Zac Efron was the first cast member to be announced in August 2012, alongside an announcement that production would begin in New York City in November 2012. Miles Teller was reported to have joined the cast in October 2012, with Imogen Poots and Michael B. Jordan following in November 2012.

==Release==
In June 2013, the U.S. distribution rights for That Awkward Moment were acquired by FilmDistrict with a wide release set for January 31, 2014. Because of a transition of FilmDistrict properties to Focus Features, That Awkward Moment was later absorbed by the reconstituted Focus Features for its January 2014 release.

The first red band trailer was released on October 14, 2013.

=== Critical response ===
That Awkward Moment received mostly negative reviews from critics. Rotten Tomatoes gives the film an approval rating of 23% based on reviews from 142 critics, with an average rating of 4.10 out of 10. The site's consensus is: "Formulaic and unfunny, That Awkward Moment wastes a charming cast on a contrived comedy that falls short of the date movies it seems to be trying to subvert." On Metacritic, the film has a weighted average score of 36 out of 100, based on reviews from 33 critics, indicating "generally unfavorable reviews".

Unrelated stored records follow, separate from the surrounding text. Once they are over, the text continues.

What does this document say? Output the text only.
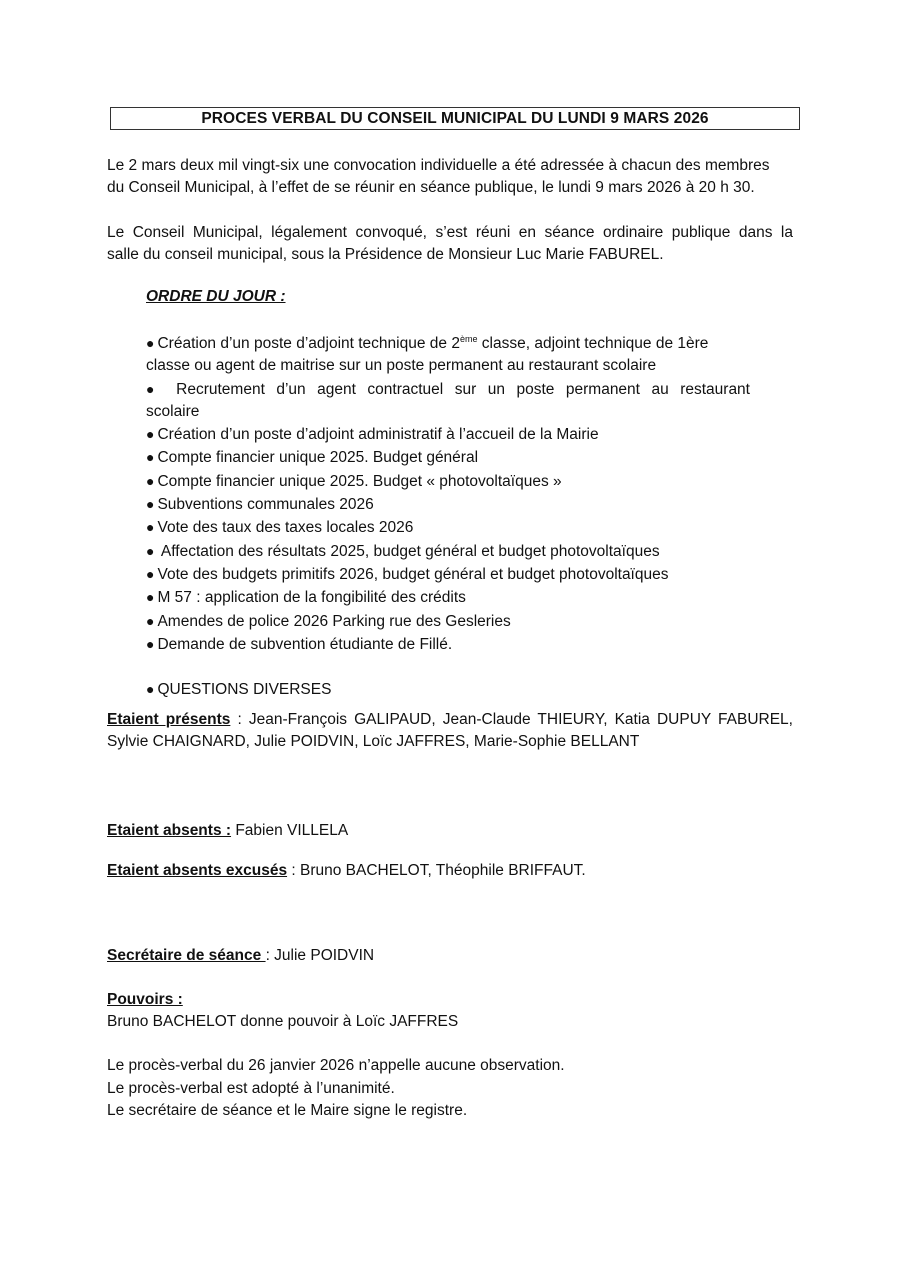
PROCES VERBAL DU CONSEIL MUNICIPAL DU LUNDI 9 MARS 2026
Le 2 mars deux mil vingt-six une convocation individuelle a été adressée à chacun des membres
du Conseil Municipal, à l’effet de se réunir en séance publique, le lundi 9 mars 2026 à 20 h 30.
Le Conseil Municipal, légalement convoqué, s’est réuni en séance ordinaire publique dans la
salle du conseil municipal, sous la Présidence de Monsieur Luc Marie FABUREL.
ORDRE DU JOUR :
● Création d’un poste d’adjoint technique de 2ème classe, adjoint technique de 1ère
classe ou agent de maitrise sur un poste permanent au restaurant scolaire
● Recrutement d’un agent contractuel sur un poste permanent au restaurant
scolaire
● Création d’un poste d’adjoint administratif à l’accueil de la Mairie
● Compte financier unique 2025. Budget général
● Compte financier unique 2025. Budget « photovoltaïques »
● Subventions communales 2026
● Vote des taux des taxes locales 2026
● Affectation des résultats 2025, budget général et budget photovoltaïques
● Vote des budgets primitifs 2026, budget général et budget photovoltaïques
● M 57 : application de la fongibilité des crédits
● Amendes de police 2026 Parking rue des Gesleries
● Demande de subvention étudiante de Fillé.
● QUESTIONS DIVERSES
Etaient présents : Jean-François GALIPAUD, Jean-Claude THIEURY, Katia DUPUY FABUREL,
Sylvie CHAIGNARD, Julie POIDVIN, Loïc JAFFRES, Marie-Sophie BELLANT
Etaient absents : Fabien VILLELA
Etaient absents excusés : Bruno BACHELOT, Théophile BRIFFAUT.
Secrétaire de séance : Julie POIDVIN
Pouvoirs :
Bruno BACHELOT donne pouvoir à Loïc JAFFRES
Le procès-verbal du 26 janvier 2026 n’appelle aucune observation.
Le procès-verbal est adopté à l’unanimité.
Le secrétaire de séance et le Maire signe le registre.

Scott Foundas of Variety wrote: "The pic falls well short of its efforts to combine the raucous vulgarity of the "Hangover" movies with Cameron Crowe-ish depth of feeling." Peter Travers of Rolling Stone complained that the film was full of clichés but that "The compensation comes in the three lead actors, all way too good for the material dished out by writer-director Tom Gormican." Stephen Holden of The New York Times called it "A vile, witless sex comedy."

===Accolades===
Zac Efron won an award for this performance at the 2014 MTV Movie Awards for Best Shirtless Performance.